Something about the way he says it makes me look at him sharply. “Well, of course. You heard everything she said, didn’t you? How could she not be distressed?”
He nods. “I heard. But also, I don’t know. There are two sides to every story. It’s true that DB doesn’t pay us well, but like Jina says, they also provide us with clothes and apartments. It’s not that hard to make ends meet if you’re careful.” He shrugs. “I mean, I’ve always been treated pretty well by them.”
“That’s because you’re Jason Lee,” I say, frustration building in my chest as I think of what Jina said about Gyumin. “Of course they treat you well! The worst thing you’ve ever done is steal Romeo’s custom orange hair color!”
“What?” Jason looks at me, perplexed.
I sigh. Now is not the time to get into the DB rumor mill. “It’s not important. But don’t tell me you haven’t noticed the double standard in the industry. It’s different for girls than it is for guys.”
His brow furrows and I blink, my doubt from earlier in the day rushing furiously back.
“You have noticed, haven’t you?” I say, flashing back to practice a few weeks ago, Jason strolling in late with an armful of Lotteria, smiling casually at the execs.
“To be honest, not really.” He frowns. “At the end of the day, DB is a business. It doesn’t really benefit them to treat the guys differently than the girls.”
My throat is tight. Is he for real? “What about the girls at Lotte World? You heard for yourself the praise they had for you versus the nasty things they had to say about me and Mina.”
“Rachel, that’s just a couple people’s opinions. Everyone deals with it—even me. It doesn’t mean the whole industry is sexist or biased or whatever.”
I suck in a breath.
Oh. Wow. He is for real. I laugh in disbelief, wiping my hands against my face and shaking my head. “For someone who lives and breathes K-pop, it’s amazing how little of it you really see.”
His frown deepens. “What’s that supposed to mean?”
The red tent flaps open and I turn my head, looking at the couple who’s just walked into the pojangmacha and is glancing at Jason and me with curious expressions.
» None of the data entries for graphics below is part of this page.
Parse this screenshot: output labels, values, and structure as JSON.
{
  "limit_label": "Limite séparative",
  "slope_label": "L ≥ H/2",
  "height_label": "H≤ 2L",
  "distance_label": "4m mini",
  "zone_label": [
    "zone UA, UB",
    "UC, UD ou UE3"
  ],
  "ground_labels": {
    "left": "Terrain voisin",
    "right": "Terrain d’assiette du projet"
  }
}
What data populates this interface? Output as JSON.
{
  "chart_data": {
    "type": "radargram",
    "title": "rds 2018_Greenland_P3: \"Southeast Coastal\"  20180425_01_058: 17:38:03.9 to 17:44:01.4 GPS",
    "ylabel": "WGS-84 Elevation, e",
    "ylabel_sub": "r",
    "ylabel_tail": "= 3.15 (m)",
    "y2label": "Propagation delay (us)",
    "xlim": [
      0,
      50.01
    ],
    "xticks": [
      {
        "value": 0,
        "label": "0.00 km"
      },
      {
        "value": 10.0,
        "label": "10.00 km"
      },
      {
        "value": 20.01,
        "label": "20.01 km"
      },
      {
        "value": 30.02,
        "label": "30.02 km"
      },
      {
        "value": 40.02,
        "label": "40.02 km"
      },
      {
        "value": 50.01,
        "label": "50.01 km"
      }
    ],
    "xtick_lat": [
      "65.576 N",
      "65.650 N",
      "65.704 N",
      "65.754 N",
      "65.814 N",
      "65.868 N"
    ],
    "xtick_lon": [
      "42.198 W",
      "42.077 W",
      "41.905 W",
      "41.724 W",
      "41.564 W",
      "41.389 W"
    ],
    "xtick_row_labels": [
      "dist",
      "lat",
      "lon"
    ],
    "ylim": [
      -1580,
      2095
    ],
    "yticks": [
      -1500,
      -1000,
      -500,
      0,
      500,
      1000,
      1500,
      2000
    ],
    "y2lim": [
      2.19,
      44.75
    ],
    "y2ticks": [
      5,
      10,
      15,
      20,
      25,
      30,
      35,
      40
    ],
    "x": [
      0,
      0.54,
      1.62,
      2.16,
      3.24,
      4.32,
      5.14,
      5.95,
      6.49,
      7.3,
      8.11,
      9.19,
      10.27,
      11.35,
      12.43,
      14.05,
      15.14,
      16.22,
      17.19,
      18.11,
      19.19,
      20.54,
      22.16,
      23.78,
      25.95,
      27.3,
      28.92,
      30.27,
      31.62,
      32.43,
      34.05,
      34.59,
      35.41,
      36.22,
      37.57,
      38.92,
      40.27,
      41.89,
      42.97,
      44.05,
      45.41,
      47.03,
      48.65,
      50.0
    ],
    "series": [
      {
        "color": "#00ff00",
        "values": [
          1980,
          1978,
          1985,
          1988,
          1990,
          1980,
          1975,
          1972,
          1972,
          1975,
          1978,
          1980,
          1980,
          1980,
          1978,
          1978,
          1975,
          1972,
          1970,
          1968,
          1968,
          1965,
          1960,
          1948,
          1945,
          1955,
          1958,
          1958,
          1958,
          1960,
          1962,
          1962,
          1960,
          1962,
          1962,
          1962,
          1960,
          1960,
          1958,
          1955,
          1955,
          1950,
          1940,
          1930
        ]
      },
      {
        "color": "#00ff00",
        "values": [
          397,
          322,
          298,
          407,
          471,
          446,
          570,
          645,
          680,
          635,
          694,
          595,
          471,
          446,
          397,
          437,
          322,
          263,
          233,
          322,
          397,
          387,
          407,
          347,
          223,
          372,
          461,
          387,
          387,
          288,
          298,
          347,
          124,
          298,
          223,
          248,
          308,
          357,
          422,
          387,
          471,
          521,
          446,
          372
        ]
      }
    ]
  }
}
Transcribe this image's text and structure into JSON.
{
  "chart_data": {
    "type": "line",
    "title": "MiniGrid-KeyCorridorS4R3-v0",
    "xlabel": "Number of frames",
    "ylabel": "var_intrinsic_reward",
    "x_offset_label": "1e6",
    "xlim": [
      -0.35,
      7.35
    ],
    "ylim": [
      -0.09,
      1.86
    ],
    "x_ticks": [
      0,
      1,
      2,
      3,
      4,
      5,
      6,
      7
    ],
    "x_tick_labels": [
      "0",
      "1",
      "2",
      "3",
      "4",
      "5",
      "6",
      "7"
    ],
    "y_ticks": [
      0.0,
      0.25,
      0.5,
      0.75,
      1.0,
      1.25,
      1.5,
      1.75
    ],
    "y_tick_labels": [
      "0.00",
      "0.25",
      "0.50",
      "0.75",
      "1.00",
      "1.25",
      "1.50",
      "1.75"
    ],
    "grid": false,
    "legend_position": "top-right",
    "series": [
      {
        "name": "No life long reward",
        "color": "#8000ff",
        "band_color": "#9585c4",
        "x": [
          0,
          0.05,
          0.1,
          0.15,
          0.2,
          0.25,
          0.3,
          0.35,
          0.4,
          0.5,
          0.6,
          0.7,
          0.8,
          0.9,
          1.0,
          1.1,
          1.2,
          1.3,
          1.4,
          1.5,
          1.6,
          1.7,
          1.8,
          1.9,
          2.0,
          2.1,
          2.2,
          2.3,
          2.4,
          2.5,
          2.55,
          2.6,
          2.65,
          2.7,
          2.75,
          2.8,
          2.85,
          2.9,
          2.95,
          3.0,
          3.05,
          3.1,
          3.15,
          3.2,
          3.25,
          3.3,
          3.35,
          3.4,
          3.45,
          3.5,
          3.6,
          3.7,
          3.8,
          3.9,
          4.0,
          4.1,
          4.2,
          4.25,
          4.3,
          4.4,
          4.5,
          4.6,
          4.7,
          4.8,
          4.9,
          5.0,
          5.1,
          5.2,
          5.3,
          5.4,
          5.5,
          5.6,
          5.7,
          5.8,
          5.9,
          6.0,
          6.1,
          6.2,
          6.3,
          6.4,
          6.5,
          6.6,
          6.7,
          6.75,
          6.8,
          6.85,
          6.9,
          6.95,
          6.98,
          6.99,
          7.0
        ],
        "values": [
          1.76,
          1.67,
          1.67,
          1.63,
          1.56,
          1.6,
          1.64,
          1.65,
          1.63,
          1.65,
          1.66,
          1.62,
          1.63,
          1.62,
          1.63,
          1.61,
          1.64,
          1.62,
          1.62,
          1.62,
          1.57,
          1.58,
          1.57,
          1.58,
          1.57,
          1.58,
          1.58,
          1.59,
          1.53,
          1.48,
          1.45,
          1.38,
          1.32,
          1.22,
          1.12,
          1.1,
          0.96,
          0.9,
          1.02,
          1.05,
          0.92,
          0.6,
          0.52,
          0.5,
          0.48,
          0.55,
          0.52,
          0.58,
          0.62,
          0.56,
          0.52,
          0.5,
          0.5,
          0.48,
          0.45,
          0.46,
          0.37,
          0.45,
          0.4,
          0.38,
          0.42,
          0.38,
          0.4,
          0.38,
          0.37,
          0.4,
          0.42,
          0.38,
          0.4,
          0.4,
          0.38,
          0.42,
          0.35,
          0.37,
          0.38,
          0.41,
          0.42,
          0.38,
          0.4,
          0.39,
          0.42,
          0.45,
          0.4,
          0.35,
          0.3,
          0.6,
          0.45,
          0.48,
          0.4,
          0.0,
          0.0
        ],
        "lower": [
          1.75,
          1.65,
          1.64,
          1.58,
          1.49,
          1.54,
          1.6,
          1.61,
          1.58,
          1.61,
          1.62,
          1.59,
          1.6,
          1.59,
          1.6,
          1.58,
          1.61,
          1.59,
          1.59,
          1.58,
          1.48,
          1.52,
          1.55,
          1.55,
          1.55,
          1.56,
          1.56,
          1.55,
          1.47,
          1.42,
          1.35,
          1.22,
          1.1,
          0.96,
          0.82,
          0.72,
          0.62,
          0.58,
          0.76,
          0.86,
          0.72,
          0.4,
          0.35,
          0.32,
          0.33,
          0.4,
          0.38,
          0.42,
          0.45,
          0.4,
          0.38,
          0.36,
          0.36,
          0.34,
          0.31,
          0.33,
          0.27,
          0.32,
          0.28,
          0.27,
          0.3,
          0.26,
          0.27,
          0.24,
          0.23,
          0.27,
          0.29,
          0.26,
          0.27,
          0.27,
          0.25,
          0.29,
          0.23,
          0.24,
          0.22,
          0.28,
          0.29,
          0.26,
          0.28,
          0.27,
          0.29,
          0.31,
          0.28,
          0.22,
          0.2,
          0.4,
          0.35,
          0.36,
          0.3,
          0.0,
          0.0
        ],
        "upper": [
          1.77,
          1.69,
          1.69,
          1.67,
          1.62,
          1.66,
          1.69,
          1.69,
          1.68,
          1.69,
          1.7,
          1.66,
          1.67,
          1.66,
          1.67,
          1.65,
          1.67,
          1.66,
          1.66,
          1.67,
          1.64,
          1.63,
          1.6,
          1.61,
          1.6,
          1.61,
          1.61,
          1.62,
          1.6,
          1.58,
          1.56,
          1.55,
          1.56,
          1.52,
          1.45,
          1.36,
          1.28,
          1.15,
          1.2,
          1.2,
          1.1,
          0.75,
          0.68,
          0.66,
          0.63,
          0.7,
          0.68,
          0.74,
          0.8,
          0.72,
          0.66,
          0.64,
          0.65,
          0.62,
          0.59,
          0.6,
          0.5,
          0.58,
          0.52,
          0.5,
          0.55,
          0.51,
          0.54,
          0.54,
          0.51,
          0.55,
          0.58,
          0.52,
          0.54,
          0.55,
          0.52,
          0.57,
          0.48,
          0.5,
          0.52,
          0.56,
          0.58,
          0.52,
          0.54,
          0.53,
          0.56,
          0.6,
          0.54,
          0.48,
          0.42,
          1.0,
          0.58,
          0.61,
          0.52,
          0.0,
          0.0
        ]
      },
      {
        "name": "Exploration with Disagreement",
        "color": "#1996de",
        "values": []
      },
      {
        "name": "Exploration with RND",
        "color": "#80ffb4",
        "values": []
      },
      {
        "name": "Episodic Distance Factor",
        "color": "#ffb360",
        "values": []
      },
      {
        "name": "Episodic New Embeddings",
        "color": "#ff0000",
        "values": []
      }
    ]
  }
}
Panic rises in my throat like bile. Do they recognize us?
A sinking feeling starts to spread throughout my body, and I realize it’s been growing inside me ever since that day eating naengmyeon with my family. Ever since Leah told me about Jina not re-signing with Electric Flower.
I was wrong.
But so was Jina. She told me that being with Jason wouldn’t just be difficult; it would be dangerous. And it is. But it’s also unjust. I gave my life to DB, and in the end this decision—a decision we both made—will destroy me. And only me. In the end I will be the only one who’s forced to walk away from everything I’ve worked for—the fans, the music, the magic. For the first time in a long time, I can feel the threads of my life start to weave together with perfect clarity. And they’re all pulling me toward one obvious conclusion: I might want to be with Jason, but I need to debut. And being with Jason could cost me my career before it even begins.
The pressure builds in my chest, making it hard to breathe. “I can’t believe I let things go so far between us. This will ruin me.”